Methods Pot experiments were conducted using P. edulis seedlings as test materials and vermiculite as growth substrates. Nitrogen treatments included 4 mmol/L (NH4)2SO4, 8 mmol/L NaNO3, and a no nitrogen control. Growth and nutrient accumulation in both aboveground and underground parts of P. edulis seedlings, nitrate reductase (NR) activity, and leaf chlorophyll content (SPAD) were measured. The relationships among seedling growth, nitrate nitrogen content, and nitrate reductase (NR) activity were analyzed.
Results Compared with CK, nitrate treatments showed no significant promotion on seedling growth but significantly reduced chlorophyll content by 52.94%. Seedling height, SPAD values, leaf number, total biomass, root length and root surface area under nitrate treatment were significantly lower than those under ammonium treatments by 51.11%, 87.40%, 58.70%, 91.01%, 65.77% and 79.96%, respectively. Compared with CK, nitrate treatment significantly increased P, Ca, Mg, S, and Al content in P. edulis leaves by 50.53%, 75.21%, 12.49%, 18.17%, and 21.36%, respectively, while significantly decreasing N, K, Fe, Mn, Cu, and Na contents by 2.98%, 44.83%, 18.40%, 45.01%, 17.13%, and 51.63%, respectively. In roots, P, K, and Mg contents increased significantly by 13.23%, 10.89%, and 13.92%, respectively, whereas S, Fe, Mn, Zn, Na, and Al contents decreased significantly by 21.05%, 52.59%, 57.69%, 35.95%, 30.73%, and 51.79%, respectively. Compared with ammonium treatment, nitrate treatment significantly increased leaf P, Ca, Mg, and S contents by 98.46%, 51.23%, 13.99%, and 26.70%, respectively, while decreasing N, K, Fe, Mn, and Na contents by 5.00%, 20.30%, 29.58%, 64.15%, and 16.01%, respectively. In roots, P, K, and Mg contents increased significantly by 40.87%, 6.73%, and 44.62%, respectively, whereas N, S, Fe, Mn, Na, and Al contents decreased significantly by 5.24%, 18.30%, 46.88%, 81.62%, 25.56%, and 34.10%, respectively. During 0–42 days of nitrate treatment, seedling height, leaf number, biomass, and NR activity initially increased slightly and then declined. Compared with day 0, nitrate accumulation in leaves and roots significantly increased from day 28 to day 98, with increases of 146.89%–378.44% and 232.62%–516.60%, respectively. In contrast, NR activity sharply decreased by 1.43%–87.96% in leaves and 11.19%–89.39% in roots, accompanied by reduced biomass and an increased root-to-shoot ratio.

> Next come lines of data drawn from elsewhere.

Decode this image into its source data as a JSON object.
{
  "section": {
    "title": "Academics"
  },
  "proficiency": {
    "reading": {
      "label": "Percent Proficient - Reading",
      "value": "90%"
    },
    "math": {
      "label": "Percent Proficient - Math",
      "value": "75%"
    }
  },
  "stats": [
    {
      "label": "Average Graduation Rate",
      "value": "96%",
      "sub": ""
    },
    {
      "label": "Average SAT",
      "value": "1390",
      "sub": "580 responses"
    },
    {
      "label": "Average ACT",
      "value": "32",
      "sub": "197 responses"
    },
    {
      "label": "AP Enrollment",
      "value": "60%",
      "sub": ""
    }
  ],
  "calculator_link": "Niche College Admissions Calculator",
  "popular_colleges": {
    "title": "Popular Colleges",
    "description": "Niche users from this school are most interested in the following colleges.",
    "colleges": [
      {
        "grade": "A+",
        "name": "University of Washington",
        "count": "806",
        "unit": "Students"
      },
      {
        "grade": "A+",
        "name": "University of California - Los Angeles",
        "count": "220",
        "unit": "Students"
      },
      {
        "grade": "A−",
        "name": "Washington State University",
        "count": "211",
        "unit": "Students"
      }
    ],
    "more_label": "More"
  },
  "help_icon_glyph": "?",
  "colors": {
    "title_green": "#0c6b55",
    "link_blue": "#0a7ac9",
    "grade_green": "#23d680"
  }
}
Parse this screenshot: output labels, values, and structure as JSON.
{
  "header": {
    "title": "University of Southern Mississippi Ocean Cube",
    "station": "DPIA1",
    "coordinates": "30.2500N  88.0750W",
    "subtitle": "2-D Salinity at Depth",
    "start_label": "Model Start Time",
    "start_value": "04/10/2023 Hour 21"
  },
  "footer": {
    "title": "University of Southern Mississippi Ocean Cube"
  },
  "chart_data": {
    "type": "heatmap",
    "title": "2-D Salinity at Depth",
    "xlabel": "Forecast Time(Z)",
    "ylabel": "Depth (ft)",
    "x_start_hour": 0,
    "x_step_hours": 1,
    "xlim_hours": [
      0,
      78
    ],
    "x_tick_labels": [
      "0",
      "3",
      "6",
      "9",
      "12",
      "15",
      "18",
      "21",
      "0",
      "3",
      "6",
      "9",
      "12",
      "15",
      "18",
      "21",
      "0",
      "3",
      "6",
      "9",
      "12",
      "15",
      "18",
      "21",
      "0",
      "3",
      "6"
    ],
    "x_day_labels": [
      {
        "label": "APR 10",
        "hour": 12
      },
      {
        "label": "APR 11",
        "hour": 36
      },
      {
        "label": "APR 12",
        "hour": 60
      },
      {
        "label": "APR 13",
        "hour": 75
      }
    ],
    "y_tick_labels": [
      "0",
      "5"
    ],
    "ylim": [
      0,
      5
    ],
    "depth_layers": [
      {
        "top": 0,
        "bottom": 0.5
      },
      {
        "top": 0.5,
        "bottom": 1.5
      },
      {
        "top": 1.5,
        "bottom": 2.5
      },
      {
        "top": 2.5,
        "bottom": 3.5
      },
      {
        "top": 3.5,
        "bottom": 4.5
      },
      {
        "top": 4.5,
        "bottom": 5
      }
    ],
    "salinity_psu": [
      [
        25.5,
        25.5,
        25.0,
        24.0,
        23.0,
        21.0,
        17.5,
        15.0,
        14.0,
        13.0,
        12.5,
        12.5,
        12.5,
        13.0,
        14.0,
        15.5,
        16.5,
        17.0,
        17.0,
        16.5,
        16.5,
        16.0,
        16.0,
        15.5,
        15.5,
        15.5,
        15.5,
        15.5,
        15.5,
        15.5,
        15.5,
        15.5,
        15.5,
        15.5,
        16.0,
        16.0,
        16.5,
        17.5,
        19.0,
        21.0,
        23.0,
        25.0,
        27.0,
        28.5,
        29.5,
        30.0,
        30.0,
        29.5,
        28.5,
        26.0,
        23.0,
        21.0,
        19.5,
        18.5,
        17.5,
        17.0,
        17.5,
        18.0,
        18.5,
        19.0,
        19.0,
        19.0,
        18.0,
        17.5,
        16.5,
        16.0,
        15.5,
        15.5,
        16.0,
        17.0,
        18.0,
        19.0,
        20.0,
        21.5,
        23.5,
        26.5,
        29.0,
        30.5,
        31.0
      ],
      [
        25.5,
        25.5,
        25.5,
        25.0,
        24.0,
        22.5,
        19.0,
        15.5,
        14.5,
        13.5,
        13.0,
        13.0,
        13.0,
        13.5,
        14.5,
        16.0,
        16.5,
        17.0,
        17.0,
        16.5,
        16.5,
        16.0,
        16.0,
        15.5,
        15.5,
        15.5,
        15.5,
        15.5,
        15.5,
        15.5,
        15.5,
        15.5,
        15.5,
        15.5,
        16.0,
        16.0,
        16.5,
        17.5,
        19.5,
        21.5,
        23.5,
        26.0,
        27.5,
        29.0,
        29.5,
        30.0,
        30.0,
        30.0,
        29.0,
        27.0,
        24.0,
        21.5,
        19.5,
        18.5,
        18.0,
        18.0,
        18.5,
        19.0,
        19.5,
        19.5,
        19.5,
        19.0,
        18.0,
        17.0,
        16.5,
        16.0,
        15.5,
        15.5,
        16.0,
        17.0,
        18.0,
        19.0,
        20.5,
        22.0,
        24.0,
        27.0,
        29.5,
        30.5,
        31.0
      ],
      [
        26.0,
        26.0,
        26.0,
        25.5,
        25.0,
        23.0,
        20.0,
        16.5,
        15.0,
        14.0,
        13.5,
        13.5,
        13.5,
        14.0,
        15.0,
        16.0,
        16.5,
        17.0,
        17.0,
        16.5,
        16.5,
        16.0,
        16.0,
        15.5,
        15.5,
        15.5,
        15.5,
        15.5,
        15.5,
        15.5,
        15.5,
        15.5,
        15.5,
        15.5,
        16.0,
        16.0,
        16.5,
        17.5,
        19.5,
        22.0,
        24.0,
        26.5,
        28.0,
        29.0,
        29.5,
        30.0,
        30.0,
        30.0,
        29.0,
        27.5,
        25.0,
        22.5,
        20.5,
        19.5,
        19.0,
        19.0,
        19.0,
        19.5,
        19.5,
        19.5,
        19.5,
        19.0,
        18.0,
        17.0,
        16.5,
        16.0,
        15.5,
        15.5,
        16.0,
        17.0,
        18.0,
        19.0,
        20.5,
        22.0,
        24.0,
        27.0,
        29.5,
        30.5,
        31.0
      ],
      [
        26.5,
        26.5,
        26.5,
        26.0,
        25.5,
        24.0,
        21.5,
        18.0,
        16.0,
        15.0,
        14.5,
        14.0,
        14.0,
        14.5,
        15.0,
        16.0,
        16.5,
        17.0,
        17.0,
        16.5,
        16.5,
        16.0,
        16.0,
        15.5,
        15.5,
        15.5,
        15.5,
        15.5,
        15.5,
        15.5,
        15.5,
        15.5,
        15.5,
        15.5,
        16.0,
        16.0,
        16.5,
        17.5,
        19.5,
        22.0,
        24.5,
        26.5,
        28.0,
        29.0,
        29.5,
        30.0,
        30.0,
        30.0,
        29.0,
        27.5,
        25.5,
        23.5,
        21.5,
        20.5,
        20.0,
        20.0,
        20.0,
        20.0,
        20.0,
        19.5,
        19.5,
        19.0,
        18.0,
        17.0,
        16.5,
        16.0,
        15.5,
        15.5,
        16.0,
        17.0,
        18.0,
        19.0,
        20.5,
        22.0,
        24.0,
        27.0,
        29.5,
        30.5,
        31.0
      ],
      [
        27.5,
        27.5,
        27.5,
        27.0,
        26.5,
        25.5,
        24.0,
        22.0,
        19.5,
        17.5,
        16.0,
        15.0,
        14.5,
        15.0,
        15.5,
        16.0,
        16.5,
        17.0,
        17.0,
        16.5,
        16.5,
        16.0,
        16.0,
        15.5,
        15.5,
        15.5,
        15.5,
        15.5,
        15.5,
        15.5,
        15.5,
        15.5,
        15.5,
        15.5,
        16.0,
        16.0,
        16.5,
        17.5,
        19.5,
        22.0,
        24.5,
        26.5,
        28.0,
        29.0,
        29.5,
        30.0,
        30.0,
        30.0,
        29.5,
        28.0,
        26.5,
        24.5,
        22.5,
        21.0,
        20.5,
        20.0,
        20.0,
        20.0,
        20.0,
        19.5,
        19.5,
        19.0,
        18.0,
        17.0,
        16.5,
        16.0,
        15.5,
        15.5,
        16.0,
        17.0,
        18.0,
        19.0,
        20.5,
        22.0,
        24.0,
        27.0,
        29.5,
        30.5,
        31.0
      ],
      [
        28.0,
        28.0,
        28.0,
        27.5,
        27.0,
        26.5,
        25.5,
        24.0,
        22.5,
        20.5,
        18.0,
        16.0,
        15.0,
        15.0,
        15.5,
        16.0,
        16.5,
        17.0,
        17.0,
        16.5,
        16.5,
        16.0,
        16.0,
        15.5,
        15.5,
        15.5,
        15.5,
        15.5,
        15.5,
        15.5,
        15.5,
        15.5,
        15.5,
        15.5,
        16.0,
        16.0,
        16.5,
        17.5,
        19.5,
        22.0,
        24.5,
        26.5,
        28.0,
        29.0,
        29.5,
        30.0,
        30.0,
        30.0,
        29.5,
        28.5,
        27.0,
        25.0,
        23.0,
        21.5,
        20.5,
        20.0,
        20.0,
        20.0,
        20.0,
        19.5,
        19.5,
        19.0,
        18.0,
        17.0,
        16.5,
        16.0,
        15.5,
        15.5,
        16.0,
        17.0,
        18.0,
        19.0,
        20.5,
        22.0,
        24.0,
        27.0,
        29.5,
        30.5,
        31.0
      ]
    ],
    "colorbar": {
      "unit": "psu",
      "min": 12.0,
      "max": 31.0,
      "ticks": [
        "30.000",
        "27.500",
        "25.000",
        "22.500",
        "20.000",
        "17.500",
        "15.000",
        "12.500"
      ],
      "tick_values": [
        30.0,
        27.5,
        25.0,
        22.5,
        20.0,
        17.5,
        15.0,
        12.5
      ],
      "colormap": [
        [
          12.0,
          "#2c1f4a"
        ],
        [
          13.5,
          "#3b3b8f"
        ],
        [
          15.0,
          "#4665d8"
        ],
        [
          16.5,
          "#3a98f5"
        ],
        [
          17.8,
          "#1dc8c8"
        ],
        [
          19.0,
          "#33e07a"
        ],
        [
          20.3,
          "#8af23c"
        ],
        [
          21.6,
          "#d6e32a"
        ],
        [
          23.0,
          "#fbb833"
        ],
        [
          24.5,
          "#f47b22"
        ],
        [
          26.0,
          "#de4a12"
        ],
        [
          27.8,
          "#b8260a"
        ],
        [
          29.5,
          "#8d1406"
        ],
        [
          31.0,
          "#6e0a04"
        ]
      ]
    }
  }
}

Conclusions During long-term evolution, P. edulis has developed a characteristic nitrogen preference of “ammonium over nitrate”. Under continuous NO3− supply, the accumulation of nitrate nitrogen in P. edulis seedlings coincide with a significant decline in nitrate reductase activity. This impairs nitrogen assimilation, hinders the uptake and accumulation of essential micronutrients such as Fe, Mn, and Zn, and drastically reduces chlorophyll content. Consequently, seedling growth is severely restricted, often leading to growth arrest. Therefore, the regulation of NO3− supply can be utilized as an effective technical strategy for controlling the growth of moso bamboo.